The worst that can happen is when time controls you. This is what makes a person say “I don’t have time”. It just means that they are caught up in their own illusion and the sad part is that they have convinced themselves that they cannot change their situation. As a result, they lose hope and live the rest of their lives thinking that “because of a lack of time” there is no solution to their problems.
In short, be aware of how you spend your time and invest it in important needle-moving habits that will allow you to grow personally and professionally.
4. Hell yes or no
This concept is based on a book of the same name: “Hell yes or no: what’s worth it” by Derek Sivers.
When asked to do something, the answer should always be yes or no. If you don’t feel overwhelmed with pursuing a goal, question that decision. There shouldn’t be anything between hell yes and no.
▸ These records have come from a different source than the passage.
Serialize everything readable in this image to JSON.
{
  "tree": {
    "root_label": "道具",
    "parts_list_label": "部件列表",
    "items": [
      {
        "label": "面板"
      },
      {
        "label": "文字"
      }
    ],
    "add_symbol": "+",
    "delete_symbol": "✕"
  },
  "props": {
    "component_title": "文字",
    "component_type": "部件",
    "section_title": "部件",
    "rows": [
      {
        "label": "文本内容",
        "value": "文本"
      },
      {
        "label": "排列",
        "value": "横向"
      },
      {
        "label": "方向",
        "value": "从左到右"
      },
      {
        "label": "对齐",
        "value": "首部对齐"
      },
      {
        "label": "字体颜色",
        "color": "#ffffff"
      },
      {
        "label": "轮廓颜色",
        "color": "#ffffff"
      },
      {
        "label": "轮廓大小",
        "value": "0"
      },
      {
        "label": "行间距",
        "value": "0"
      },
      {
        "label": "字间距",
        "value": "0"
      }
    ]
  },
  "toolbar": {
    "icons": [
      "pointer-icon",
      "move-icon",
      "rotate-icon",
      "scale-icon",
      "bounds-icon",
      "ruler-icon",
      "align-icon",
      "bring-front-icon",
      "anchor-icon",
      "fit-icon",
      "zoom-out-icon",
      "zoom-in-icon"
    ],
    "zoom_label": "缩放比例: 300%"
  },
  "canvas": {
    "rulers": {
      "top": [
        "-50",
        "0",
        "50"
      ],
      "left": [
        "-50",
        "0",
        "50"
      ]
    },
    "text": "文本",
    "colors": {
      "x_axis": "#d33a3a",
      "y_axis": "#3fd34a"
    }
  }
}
Hence, we have to be selective about where our time goes. Before I take on new projects, I think about how much time I have to invest. I ask myself these questions:
- What do I get out of it when it’s done?
- Will it really be worth my time
- How much time do I have to invest daily and weekly?
For example, I’ve always wanted to learn programming. Even if it’s boring – a clear red flag – I knew it was necessary for my writing business. Since I’m not a techie, I find programming ridiculously time consuming and uncomfortable. It will take me weeks, if not longer, to get decent so it won’t be worth my time. Instead, I can use this time to do other exciting things for myself.